You are now ready to deploy the Export Connection Application to the Edge.

To start click on the Connections menu option from the left side bar menu.

click on the Create Connection button.

Step 1

Select Export Data and click Next.

Step 2

Select the custom Export Connector's name Databricks Volume Uploader option, select a Version and click Next.

Step 3

In Step 3 you have a range of options available.

Note

You will only be able to deploy your workload once all options have a green check .

Information

Type in a memorable name in the Display Name text input. You can use any letters, numbers and special characters.

The Connection Name text input will be automatically converted and filled in as you type in the Display Name section. The conversion ensures the Connection Name only contains lowercase alphanumeric characters and ., _ or - characters.

Configuration

Configuration options for the Databricks Volume Uploader allow the user to customize the batch size and upload interval.

Note

When developing the Export Connection Application, we created this UI options screen in the file configuration.json located in the ui_schemas folder.

System

Here you will be able to tune all the system variables that are present in the app.yaml file of the Application.

You can choose to edit it using a UI or directly on the YAML or JSON.

Note

Using YAML or JSON is very useful for fast application of settings if you have preset configurations and want to copy/paste them into here.

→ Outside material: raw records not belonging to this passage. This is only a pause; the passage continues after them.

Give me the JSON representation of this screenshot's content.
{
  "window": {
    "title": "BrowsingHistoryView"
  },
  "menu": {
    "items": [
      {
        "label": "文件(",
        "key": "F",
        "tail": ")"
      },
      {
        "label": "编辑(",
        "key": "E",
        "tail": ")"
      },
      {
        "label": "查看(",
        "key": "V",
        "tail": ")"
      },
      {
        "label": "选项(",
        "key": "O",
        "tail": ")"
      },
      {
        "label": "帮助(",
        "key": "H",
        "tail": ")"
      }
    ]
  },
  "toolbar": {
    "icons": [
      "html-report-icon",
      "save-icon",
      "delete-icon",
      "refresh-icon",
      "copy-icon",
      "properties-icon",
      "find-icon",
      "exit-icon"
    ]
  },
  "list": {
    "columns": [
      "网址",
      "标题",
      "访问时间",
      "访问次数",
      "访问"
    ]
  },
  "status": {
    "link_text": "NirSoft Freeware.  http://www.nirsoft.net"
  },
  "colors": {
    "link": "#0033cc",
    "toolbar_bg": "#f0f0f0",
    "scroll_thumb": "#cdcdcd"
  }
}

For this guide we will only show you the Env Vars and Volumes which is unique to this Export Connection Application.

Note

To understand about all the options available, you can read the full documentation here.

Env Vars

Here will be shown the list of required Environment Variables.

Note

You will see the default values already filled in.

The default values are defined in the app.yaml file when developing the Application.

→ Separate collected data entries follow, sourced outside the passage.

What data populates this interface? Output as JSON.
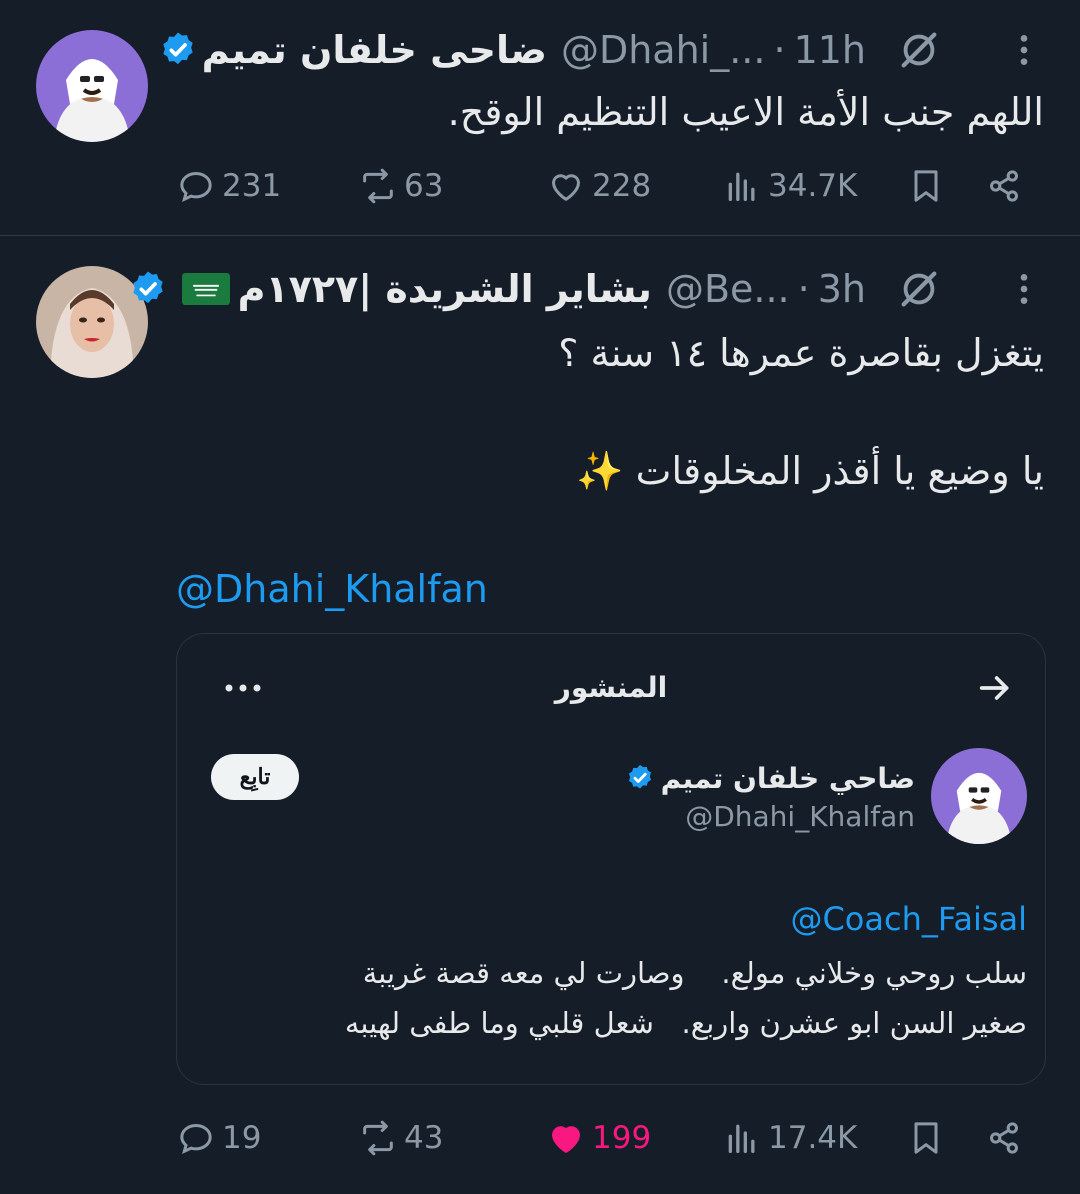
{
  "tweets": [
    {
      "author_name": "ضاحى خلفان تميم",
      "handle": "@Dhahi_...",
      "dot": "·",
      "time": "11h",
      "text": "اللهم جنب الأمة الاعيب التنظيم الوقح.",
      "replies": "231",
      "reposts": "63",
      "likes": "228",
      "views": "34.7K"
    },
    {
      "author_name": "بشاير الشريدة |١٧٢٧م",
      "handle": "@Be...",
      "dot": "·",
      "time": "3h",
      "text_line1": "يتغزل بقاصرة عمرها ١٤ سنة ؟",
      "text_line2": "يا وضيع يا أقذر المخلوقات ✨",
      "mention": "@Dhahi_Khalfan",
      "replies": "19",
      "reposts": "43",
      "likes": "199",
      "views": "17.4K",
      "quote": {
        "title": "المنشور",
        "author_name": "ضاحي خلفان تميم",
        "handle": "@Dhahi_Khalfan",
        "follow_label": "تابِع",
        "mention": "@Coach_Faisal",
        "line1": "سلب روحي وخلاني مولع.    وصارت لي معه قصة غريبة",
        "line2": "صغير السن ابو عشرن واربع.   شعل قلبي وما طفى لهيبه"
      }
    }
  ],
  "icons": {
    "verified": "verified-badge-icon",
    "grok": "grok-icon",
    "more": "more-options-icon",
    "reply": "reply-icon",
    "repost": "repost-icon",
    "like": "like-icon",
    "views": "views-icon",
    "bookmark": "bookmark-icon",
    "share": "share-icon",
    "flag": "saudi-flag-icon"
  },
  "colors": {
    "background": "#151d29",
    "text": "#e7e9ea",
    "secondary": "#8b98a5",
    "accent": "#1d9bf0",
    "like": "#f91880"
  }
}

Users should not change this as this is already setup to use the secrets feature in the Kelvin Platform which securely stores sensitive information.

Click here for a reminder of how we setup secrets for this Export Connection Application.

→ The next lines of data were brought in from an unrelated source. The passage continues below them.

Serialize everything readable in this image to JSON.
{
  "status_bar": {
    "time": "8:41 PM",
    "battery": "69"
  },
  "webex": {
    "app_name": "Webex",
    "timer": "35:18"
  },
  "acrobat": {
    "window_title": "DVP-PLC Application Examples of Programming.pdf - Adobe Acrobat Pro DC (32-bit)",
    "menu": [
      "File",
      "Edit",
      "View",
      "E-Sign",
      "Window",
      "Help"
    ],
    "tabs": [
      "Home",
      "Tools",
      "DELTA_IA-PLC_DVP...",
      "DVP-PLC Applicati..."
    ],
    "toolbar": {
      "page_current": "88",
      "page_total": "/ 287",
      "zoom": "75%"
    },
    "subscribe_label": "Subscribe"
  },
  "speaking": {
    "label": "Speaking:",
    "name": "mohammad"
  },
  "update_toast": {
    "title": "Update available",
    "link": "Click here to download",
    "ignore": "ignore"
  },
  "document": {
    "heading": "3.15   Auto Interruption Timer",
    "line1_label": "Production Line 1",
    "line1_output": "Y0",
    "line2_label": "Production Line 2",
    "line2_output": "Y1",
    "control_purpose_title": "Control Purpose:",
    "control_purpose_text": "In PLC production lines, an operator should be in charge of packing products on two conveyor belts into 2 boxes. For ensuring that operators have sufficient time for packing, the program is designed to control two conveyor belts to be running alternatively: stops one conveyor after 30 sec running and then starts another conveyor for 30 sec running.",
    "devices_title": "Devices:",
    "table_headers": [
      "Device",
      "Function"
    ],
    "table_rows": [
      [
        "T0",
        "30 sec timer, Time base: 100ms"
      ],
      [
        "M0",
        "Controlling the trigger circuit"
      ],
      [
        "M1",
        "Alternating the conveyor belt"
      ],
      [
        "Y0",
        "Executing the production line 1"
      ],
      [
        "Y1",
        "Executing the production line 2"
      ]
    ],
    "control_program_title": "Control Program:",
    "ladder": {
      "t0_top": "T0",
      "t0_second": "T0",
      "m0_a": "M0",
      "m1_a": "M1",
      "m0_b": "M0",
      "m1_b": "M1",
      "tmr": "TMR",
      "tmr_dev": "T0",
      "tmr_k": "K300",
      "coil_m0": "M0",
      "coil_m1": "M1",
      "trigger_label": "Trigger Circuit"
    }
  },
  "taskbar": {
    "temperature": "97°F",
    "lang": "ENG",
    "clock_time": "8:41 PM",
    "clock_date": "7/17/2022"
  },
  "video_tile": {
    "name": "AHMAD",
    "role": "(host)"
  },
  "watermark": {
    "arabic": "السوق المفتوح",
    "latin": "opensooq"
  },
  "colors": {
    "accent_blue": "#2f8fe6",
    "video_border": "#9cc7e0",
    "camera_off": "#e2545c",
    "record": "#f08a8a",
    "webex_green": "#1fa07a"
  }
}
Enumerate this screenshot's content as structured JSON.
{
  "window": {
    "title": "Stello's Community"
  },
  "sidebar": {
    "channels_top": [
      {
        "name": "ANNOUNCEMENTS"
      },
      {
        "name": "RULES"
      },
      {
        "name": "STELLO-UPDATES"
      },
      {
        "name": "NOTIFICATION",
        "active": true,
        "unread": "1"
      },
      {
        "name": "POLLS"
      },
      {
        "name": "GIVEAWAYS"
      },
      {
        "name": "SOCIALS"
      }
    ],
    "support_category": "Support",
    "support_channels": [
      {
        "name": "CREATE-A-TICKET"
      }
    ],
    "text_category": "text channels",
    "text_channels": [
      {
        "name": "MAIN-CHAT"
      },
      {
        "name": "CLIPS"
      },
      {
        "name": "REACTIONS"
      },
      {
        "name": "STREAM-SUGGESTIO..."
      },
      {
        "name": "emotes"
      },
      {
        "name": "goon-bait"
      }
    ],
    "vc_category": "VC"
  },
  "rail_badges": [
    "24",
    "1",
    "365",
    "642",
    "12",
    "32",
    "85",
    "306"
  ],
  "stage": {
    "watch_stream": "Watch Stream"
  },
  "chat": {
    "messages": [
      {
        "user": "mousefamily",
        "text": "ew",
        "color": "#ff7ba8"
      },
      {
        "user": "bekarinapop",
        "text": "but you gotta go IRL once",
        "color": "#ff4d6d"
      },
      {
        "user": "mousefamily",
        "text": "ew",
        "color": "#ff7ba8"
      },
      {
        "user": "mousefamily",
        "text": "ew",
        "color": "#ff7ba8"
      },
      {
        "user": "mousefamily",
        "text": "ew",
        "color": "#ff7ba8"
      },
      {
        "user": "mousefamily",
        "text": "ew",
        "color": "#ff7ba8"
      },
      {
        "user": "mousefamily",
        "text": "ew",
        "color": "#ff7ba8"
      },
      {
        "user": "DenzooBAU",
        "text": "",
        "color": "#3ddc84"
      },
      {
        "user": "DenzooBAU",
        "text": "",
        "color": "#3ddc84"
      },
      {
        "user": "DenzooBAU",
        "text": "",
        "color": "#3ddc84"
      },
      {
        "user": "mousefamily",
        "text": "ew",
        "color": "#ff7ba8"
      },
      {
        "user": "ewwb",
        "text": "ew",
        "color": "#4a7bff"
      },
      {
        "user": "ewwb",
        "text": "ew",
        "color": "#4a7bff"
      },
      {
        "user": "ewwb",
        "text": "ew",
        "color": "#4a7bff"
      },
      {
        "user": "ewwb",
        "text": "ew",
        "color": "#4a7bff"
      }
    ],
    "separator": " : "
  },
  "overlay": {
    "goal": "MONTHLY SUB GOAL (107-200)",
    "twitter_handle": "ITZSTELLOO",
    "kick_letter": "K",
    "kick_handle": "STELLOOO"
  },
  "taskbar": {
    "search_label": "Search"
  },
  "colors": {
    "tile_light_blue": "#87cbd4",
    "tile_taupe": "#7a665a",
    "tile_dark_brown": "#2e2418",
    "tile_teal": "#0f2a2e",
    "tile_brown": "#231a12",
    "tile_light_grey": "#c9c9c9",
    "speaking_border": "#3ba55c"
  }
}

These are default global variables for deployed Export Connection Applications. To use different values per deployment, create unique secret names and instruct users to define the correct secret name for each deployment.

Volumes

Mount volumes to your Workload.

Note

We have already defined a default volume when developing the Export Connection Applications.

If you deploy multiple Export Connections to the same Cluster/Node, then the volume name will need to be unique to each deployment on the same node.

Deployment to different Nodes and Clusters can use the default setup.

IO Mapping

Create a list of Asset/Data Stream pairs whose data will be sent to Databricks.

Full descriptions of each column is giving below.

Success

If you have many connection IO to fill in, you can save time with the download/upload csv file option in the top right hand corner of the popup.

Use Microsoft Excel or Google Sheets to fill in all the Connection IO details.

You can only upload one file. Multiple file uploads is not allowed and only the latest selected file will be used.

Header	Description	Example	Mandatory
Asset	The Kelvin Asset name (must be lowercase alphanumeric with no spaces)	Beam Pump 01	Yes
DataStream	The Kelvin Data Stream name (must be lowercase alphanumeric with no spaces)	Motor Temperature	Yes

Cluster

Then select which Cluster to deploy the new Export Connector to.

Optionally you can also select the Node in the Cluster. If you do not then the system will automatically assign the Node.

Deployment

For a standard Workload deployment, choose the Standard option.

Note

Stage Only and Instant Apply are covered in a different documentation section.

When you are ready and you have a green check on all options, you will see the Create button turn blue.

Click it and the Export Connection will be deployed to the edge according to the Deployment setting.

You can then see the status of the Connection in the Connections list going from Pending, Deploying to Running. It will start automatically, connect to the asset and start sending data to your Databricks Volume and Delta Table.

You can even create and deploy the Connection if the Cluster is offline. It will be placed in a queue with a status of Pending and will be automatically deployed when the Cluster comes back online.